Mientras que el teatro comercial trata de no arriesgar, montando espectáculos traídos del extranjero, el último éxito de Londres o Broadway -sin los méritos por supuesto de esos montajes que se fotocopian-, los autores españoles no se estrenan, y las salas alternativas ofrecen un teatro que no es alternativa de ningún otro, que nunca consigue salir de su limitado público para atraer la general atención.
Si la enfermedad es tan patente, hay que buscarle remedio. Hay que gestionar de otro modo el teatro. Los teatros públicos no pueden ser el coto particular del teatro que le gusta al Director General de tumo. Ni el lugar para que haga sus propios montajes el afortunado director que de momento goza de las simpatías del medio oficial correspondiente. Al frente de los teatros públicos ha de haber un gestor profesional, un intendente, capaz de programar con el dinero del presupuesto un teatro privado que acude por sus valores, no por sus enchufes, a las salas públicas. La diferencia entre una sala pública y una privada es que ésta ofrece el teatro de consumo que en cada momento más pueda gustar ocasionalmente al público; la sala pública puede arriesgar, con el dinero de todos nosotros, para traer cuanto de mejor calidad se produzca fuera y dentro, aunque goce menos del favor del posible espectador: al espectador hay que educarle y acostumbrarle a lo mejor, mediante una labor cultural orientadora que solamente las salas públicas con presupuesto, no las privadas subvencionadas, pueden acometer. Siendo otra de las funciones de los teatros públicos estrenar a los autores españoles, afrontando el riesgo del fracaso. De ese escaparate saldrán los triunfadores que saltarán a las salas privadas.

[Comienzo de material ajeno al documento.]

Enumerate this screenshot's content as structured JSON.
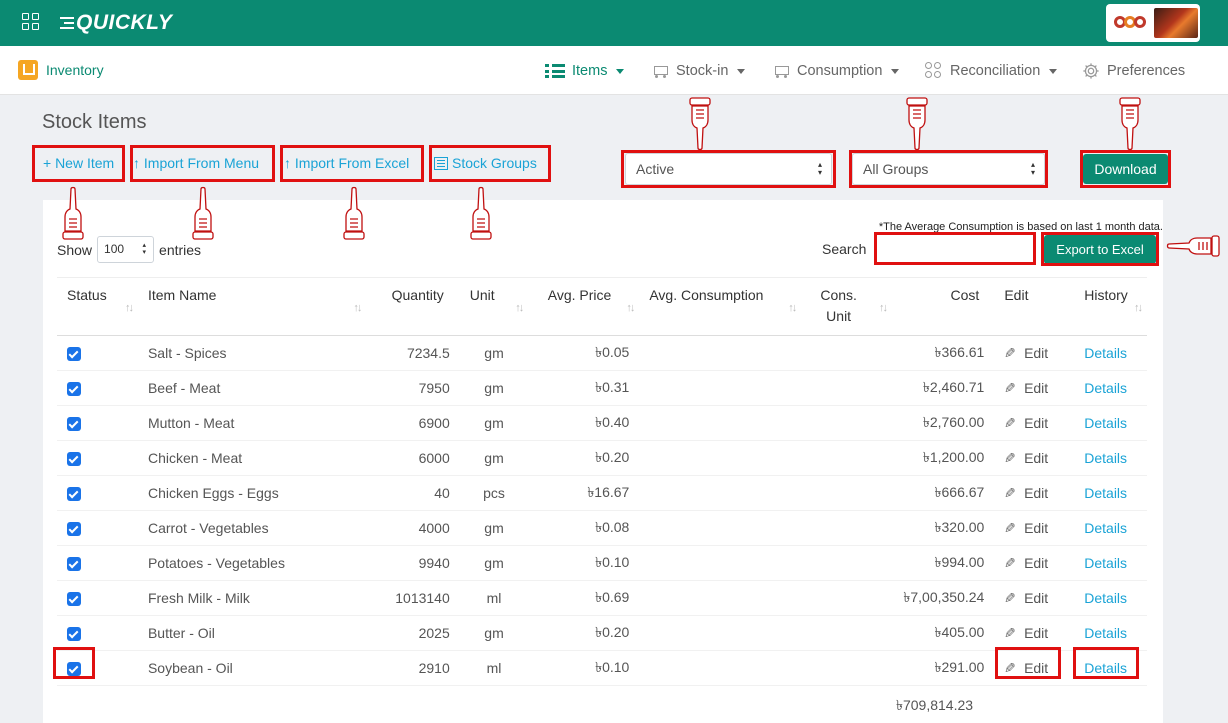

Las subvenciones al teatro privado se han de otorgar mediante concursos públicos con bases claras: compañía estable para la temporada, número de obras a ofrecer, número entre ellas de autores españoles, teatro infantil, número de actores a los que se da trabajo, número de plazas a visitar. Así promocionará el dinero público al teatro privado, sin ayudas bajo cuerda y sin controles fuera de los de planificación y resultados.
El teatro nuevo, el vocacional, el experimental, el independiente, es el futuro del teatro. De nada sirve pasear por España a cien grupos de aluvión si no se ayuda luego seriamente a aquéllos que realmente destaquen, al objeto de ir consolidando un teatro de ruptura que innove, cree, aliente y suponga una renovación teatral seria, como la que están significando en España varios grupos de la periferia, catalanes, vascos, valencianos, y ninguno de Madrid.
Para que todo ello tenga vida, no puede quedar a la ocasional iniciativa de cada ciudadano que se acerca un día a la taquilla. Es preciso fomentar el teatro a través de asociaciones de espectadores, con abonos -lo que exige conocer de antemano las fechas exactas de desarrollo de la temporada en cada teatro-, reservas telefónicas o por fax, boletines informativos de amplia distribución, y una educación escolar para el teatro que no consiste en llevar un día al año a los alumnos de los colegios a ver un espectáculo de cuyo sentido, autor, estilo o significado no saben una palabra.